Aerial view of the Stormsurgebarrier
Over the years, a problem arose. Salty seawater slowly moved westwards, due to relatively little sweet water flowing in from the rivers. Because of this, the salt line moved further and further upstream. This phenomenon could have bad consequences for the drinking-water supply. The water of the river Maas and Hollandse IJssel is used to supply drinking water for the people living in Rotterdam and its environments. If the river water gets salty, the costs for the supply of drinking water is increased, because the water has to be desalted.

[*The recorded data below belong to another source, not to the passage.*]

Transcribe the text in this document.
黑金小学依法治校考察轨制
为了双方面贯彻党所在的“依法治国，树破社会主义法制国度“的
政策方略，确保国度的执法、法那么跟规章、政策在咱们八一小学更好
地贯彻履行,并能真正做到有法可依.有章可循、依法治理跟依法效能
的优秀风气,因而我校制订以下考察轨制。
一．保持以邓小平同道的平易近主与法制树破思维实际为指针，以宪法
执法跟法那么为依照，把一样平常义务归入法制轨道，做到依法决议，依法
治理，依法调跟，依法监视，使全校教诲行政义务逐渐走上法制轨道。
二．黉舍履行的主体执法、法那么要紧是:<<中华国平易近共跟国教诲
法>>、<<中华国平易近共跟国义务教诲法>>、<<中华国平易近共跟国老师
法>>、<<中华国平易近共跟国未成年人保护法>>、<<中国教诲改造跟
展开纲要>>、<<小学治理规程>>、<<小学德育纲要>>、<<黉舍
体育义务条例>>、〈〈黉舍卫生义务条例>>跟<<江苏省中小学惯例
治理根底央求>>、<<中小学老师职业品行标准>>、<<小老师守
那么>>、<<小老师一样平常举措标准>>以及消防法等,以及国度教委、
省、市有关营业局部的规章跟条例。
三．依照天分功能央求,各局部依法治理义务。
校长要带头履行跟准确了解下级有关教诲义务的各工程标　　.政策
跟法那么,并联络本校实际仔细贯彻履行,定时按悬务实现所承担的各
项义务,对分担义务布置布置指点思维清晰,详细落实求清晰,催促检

Research has shown that movement of the tides actually cause the water to stay salty. The tide makes the sweet water reservoir move, without enabling it to increase in size. The sweet water reservoir prevents salty water flowing into the river. Damming the Hollandse IJssel could upset this balance and could move the salt line further westwards. Besides this, waste water from the city Gouda would be unable to flow into the North Sea unhindered. Not to mention the new purification plants and new sewers which would need to be installed in the city of Gouda. This is almost impossible for such an old city. A third drawback of building a closed dam in the Hollandse IJssel is a practical one. A number of shipyards, producing ships weighing up to 2000 tons each, were located along the Hollandse IJssel. For these ships, a screen lock would have to be built in the dam. However, this screen lock would not be the only one, because besides this screen lock, the dam would also need a flow screen lock for the water and a screen lock for inland navigation. This simply would not fit. Even before the disaster of 1953, it was already decided not to build a dam in the Hollandse IJssel because of the above-mentioned drawbacks.